Roshal is a supporter of Vladimir Putin and his policies. Since 2013, he has been a member of the central headquarters of the All-Russia People's Front, a right-wing political coalition led by Putin. In 2020, Russian opposition leader Alexei Navalny's wife, Yulia Navalnaya, characterized Roshal as "little more than a stooge" for Putin. On February 25, 2023, the European Union imposed sanctions against Roshal due to his co-chairmanship of the All-Russia People's Front, which provides support for Russia's war against Ukraine, and his personal statements in support of the military action against Ukraine.

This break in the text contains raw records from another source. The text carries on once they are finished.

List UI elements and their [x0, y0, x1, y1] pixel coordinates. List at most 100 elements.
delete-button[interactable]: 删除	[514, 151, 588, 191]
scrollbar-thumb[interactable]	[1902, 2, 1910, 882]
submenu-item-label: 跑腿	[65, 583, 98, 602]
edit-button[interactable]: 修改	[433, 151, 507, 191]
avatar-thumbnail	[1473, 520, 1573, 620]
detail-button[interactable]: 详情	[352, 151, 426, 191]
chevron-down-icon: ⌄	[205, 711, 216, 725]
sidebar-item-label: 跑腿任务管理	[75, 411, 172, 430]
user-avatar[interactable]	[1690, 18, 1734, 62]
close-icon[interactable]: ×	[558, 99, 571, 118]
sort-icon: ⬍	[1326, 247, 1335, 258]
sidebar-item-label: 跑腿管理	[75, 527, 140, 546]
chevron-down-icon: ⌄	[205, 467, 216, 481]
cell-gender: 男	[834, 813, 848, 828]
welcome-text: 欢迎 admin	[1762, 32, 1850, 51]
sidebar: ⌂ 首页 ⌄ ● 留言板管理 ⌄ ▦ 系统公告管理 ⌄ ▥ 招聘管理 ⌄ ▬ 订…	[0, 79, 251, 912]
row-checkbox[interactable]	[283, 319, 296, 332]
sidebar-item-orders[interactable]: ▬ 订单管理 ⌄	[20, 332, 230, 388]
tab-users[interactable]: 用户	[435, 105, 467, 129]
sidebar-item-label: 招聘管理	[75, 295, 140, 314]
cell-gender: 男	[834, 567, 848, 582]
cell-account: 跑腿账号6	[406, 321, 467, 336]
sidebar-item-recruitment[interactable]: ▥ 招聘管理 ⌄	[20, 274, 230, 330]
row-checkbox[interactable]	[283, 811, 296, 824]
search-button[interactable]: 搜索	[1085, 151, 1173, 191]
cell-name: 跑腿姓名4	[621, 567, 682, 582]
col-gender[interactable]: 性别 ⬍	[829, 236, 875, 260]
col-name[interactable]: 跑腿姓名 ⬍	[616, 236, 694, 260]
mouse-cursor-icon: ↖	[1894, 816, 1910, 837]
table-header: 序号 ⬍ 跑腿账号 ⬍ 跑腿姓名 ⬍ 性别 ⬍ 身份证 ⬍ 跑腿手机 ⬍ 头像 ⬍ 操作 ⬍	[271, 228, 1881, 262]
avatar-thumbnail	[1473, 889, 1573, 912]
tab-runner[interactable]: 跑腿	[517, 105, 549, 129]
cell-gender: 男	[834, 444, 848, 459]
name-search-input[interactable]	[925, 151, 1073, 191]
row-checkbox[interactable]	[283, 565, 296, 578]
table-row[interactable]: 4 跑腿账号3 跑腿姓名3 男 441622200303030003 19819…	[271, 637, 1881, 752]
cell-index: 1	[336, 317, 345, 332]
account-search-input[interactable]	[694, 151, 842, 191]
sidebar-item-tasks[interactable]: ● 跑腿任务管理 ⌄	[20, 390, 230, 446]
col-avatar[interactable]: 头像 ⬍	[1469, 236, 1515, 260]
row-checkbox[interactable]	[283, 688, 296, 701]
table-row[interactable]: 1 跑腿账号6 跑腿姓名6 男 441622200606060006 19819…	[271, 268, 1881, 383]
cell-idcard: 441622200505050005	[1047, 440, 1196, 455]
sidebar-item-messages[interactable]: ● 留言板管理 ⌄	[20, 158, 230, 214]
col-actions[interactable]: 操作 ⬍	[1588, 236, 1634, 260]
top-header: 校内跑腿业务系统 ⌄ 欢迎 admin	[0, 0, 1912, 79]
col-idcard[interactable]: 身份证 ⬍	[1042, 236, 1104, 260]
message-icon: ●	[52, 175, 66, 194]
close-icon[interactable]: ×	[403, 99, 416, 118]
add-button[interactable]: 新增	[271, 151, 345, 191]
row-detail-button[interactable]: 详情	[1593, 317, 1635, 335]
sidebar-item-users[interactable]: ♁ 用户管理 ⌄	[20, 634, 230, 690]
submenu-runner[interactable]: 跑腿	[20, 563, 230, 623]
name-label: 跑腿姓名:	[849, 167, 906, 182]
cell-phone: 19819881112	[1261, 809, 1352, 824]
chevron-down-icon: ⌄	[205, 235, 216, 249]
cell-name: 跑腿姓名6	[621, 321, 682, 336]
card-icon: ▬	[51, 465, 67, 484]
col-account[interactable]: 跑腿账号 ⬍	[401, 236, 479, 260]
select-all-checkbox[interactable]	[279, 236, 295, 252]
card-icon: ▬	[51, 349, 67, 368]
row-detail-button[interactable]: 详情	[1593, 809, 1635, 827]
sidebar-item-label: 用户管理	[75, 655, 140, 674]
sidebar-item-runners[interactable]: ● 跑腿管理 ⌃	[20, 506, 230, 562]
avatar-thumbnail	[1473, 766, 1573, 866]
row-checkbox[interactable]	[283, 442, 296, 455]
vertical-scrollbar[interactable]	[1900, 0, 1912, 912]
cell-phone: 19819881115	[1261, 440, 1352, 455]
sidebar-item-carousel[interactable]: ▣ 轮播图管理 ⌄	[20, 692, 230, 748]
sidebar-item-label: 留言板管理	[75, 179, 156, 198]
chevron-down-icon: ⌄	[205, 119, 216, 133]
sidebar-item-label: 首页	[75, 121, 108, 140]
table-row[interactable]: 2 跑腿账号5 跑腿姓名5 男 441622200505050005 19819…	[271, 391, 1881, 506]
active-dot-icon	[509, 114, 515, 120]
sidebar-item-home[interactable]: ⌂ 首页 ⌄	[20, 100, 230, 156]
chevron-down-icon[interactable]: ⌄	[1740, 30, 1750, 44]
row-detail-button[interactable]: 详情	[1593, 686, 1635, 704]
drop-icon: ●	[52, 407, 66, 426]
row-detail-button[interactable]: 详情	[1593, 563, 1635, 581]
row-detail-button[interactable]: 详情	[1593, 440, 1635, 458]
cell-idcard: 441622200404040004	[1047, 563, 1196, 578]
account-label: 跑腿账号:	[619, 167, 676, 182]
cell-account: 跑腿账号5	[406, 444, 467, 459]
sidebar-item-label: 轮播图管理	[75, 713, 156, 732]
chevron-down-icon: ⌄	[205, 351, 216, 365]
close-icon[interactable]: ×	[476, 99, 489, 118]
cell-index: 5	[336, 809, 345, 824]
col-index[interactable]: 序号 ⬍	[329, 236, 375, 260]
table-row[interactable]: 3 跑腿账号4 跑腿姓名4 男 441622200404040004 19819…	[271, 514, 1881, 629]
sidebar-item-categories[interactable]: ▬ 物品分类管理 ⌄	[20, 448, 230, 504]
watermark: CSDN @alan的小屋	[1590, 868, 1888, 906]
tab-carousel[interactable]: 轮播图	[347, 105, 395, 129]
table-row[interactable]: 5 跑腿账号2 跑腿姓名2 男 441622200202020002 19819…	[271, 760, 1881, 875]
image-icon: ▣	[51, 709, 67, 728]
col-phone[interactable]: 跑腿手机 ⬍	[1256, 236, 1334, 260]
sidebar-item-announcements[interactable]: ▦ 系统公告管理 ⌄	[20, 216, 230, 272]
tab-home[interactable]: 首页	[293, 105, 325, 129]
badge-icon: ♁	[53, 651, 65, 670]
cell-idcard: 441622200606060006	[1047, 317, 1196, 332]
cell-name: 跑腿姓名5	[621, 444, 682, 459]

Roshal is outspoken anti-gay and openly admitted that he hates homosexuals. In 2013, during press conference answering the question about his views on the Russian gay propaganda law discussed by the Russian parliament back then he said "I'll be short: I hate gays and everything about it".

==Awards==
- 2003 - Honorary Doctor of the Armenian Academy of Sciences
- 2005 - European of the Year 2005 (Reader's Digest)
- 2018 - Ahmadiyya Muslim Peace Prize for the year 2017

== Filmography ==

- Leonid Roshal. Without Spare Words.